In 1879 the painting was acquired from Monet by Théodore Duret. The importance of the work is best summed up by Duret’s recollection of a conversation he had with the artist Édouard Manet. Duret said: “One winter he [Manet] wanted to paint a snow scene. I had in my possession just such a piece from Monet. After seeing it, he said ‘It is perfect! I would not know how to do better’.” Manet never painted a snow scene after that.

Snow at Argenteuil was bequeathed to the National Gallery, London in 2006 and remains there.

The Adoration of the Magi

The Adoration of the Magi.

Peter Paul Rubens, the Flemish Baroque artist, was captivated by The Adoration of the Magi, so much so that he painted it over and over again. Examples can be seen throughout Europe, the closest being in King’s College Chapel in Cambridge.

A preparatory oil sketch is also among the many treasures in the Wallace Collection in London, a must-visit destination. The Cambridge piece was painted in 1633-34 as an altarpiece for the chapel at the Convent of the White Nuns in Louvain, then in the Spanish Netherlands and now Belgium.

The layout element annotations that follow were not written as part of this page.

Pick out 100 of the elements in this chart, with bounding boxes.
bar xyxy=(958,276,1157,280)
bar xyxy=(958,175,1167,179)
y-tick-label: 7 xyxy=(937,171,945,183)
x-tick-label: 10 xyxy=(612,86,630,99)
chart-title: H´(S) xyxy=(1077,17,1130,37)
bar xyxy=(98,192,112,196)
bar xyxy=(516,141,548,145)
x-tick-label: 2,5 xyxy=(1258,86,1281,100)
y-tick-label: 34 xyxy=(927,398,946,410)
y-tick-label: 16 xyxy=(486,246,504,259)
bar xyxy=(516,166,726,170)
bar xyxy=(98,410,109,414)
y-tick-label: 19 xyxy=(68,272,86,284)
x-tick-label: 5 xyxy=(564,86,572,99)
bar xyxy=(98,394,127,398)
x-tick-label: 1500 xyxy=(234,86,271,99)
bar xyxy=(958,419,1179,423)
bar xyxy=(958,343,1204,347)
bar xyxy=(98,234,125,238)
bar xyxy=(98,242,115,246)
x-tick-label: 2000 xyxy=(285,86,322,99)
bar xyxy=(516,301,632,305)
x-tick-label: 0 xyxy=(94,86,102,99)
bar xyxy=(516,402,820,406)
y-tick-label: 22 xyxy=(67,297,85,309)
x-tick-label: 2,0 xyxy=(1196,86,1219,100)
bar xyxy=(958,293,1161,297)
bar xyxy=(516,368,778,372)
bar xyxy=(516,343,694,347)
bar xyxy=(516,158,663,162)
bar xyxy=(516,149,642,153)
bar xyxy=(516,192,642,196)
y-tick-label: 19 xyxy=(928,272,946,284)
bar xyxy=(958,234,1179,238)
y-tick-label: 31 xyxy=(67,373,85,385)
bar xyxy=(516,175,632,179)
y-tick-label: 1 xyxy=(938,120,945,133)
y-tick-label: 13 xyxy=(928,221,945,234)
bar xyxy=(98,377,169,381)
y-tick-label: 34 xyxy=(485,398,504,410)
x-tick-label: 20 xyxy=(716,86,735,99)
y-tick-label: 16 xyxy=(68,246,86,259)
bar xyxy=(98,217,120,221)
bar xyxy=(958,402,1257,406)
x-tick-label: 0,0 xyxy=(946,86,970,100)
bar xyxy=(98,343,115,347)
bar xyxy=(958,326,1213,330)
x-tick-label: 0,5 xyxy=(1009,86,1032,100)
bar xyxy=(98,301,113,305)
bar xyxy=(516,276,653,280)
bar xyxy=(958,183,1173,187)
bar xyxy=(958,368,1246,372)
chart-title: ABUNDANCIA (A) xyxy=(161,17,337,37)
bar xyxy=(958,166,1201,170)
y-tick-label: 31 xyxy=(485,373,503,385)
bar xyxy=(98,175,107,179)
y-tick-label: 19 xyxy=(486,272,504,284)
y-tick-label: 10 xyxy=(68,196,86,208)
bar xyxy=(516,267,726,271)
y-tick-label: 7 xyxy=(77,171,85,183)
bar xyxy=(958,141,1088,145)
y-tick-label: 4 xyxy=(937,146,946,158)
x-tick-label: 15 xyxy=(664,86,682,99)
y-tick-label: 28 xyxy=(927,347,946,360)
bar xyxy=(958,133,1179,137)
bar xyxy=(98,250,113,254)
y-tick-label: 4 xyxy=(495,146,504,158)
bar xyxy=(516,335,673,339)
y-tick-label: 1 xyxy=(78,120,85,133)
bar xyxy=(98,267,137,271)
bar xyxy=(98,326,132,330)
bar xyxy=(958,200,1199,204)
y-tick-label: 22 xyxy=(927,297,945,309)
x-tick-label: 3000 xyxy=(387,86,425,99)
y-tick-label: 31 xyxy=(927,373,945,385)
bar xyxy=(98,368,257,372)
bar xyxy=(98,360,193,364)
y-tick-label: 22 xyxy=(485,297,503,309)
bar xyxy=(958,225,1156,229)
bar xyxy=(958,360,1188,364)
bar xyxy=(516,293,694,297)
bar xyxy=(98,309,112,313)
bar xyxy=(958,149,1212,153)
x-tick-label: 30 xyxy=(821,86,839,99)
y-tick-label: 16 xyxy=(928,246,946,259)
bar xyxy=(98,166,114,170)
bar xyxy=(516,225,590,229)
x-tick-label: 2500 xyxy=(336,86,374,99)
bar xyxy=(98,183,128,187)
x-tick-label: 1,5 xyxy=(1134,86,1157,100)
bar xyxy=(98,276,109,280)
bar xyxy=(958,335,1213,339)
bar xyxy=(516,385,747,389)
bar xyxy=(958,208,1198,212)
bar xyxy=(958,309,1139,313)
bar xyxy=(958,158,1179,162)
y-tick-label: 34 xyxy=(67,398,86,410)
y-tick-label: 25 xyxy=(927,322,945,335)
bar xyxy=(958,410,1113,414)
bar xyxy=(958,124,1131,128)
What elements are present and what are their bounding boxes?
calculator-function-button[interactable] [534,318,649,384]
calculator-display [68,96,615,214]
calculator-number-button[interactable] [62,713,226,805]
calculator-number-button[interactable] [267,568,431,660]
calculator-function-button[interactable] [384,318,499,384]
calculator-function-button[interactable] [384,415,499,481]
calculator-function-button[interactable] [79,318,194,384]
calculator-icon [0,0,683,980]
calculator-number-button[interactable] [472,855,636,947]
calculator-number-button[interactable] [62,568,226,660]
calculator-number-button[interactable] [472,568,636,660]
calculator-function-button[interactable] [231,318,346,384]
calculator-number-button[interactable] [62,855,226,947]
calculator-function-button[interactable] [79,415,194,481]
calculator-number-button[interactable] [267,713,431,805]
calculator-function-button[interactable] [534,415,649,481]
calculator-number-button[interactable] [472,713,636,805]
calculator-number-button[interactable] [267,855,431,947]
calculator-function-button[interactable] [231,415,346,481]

The painting was sold after the 1780 suppression of convents and came into the collection of William Petty, 1st Marquess of Lansdowne, in 1788. After his death it sold to Robert Grosvenor and passed down through the Grosvenor family. It was finally sold from the estate of Hugh Grosvenor in 1959 and bought for a world-record price of £250,000 by the property millionaire Alfred Ernest Allnatt. Two years later he offered it to King’s College, Cambridge. In June 1974 the painting was vandalised, with two-foot-high letters “IRA” scratched on it. While the scratches damaged the painting’s surface, they did not penetrate to the pigment; the work was eventually restored.

Sunny’s Santa

Sunny’s Santa.

An American artist of Finnish and Swedish descent, Haddon Hubbard “Sunny” Sundblom is best known for the images of Santa Claus he created for the Coca-Cola Company, using himself as the model for Father Christmas.

Best remembered for his advertising work, Sundblom is often credited with having created the modern image of Santa Claus. It is said that he turned to Clement Clarke Moore’s 1822 poem A Visit From St Nicholas (commonly called Twas the Night Before Christmas) for inspiration. While Sundblom gets pigeonholed as the painter of Coca-Cola’s Santa Clauses, his work is celebrated and he ranks with such as Norman Rockwell as an artist who depicted the American dream in pictures.